- Leader: Ali Öztürkmen
- Founded: 2011
- Dissolved: 15 February 2012
- Merged into: Syria Turkmen Bloc
- Headquarters: Turkey
- Ideology: Syrian Turkmens' interests Turkish nationalism
- National affiliation: Syrian National Council

= Syrian Turkmen Movement =

The Syrian Turkmen Movement (Suriye Türkmen Hareketi) was the first Syrian opposition movement of Syrian Turkmens. Founded by Ali Öztürkmen, who left Syria for Turkey soon after the Syrian uprising in 2011, it strived to politicize Syrian Turkmens to take to the streets as "Turkmen". In February 2012, it joined forces with the newly founded Syrian Turkmen Group to form the larger Syria Turkmen Bloc.

Mainly based on social networking, the movement also attended the Conference for Change in Syria held on 1 June 2011 in Antalya, Turkey, and all of the Istanbul conferences of the Syrian Opposition, striving to have the Turkmen minority explicitly mentioned in all reports.
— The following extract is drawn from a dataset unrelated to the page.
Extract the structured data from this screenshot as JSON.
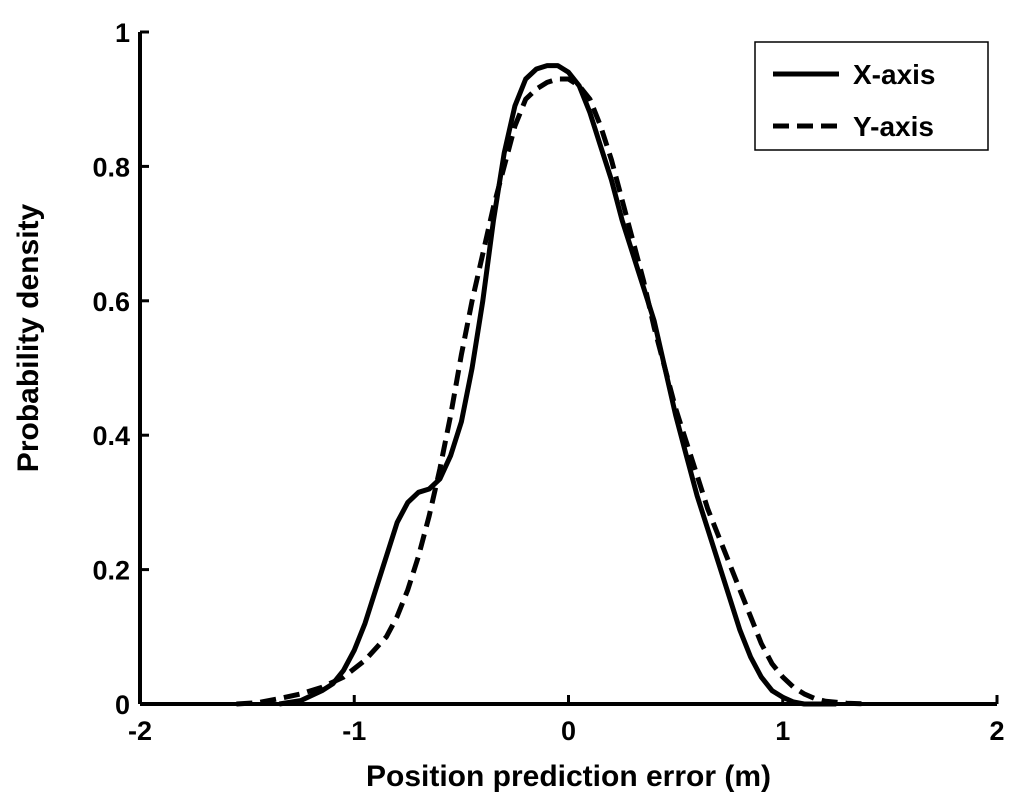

In November 2011, the Movement joined forces with the newly formed Syrian Turkmen Group to launch a broader political party, the Syria Turkmen Bloc, which was officially established in February 2012. Inmidst the merger phase, they however suffered a split, with both leaders of the constituent organizations, the Movement's Ali Öztürkmen and the Syrian Turkmen Group's Bekir Atacan, leaving to launch yet another activism-based movement, the Syrian Democratic Turkmen Movement.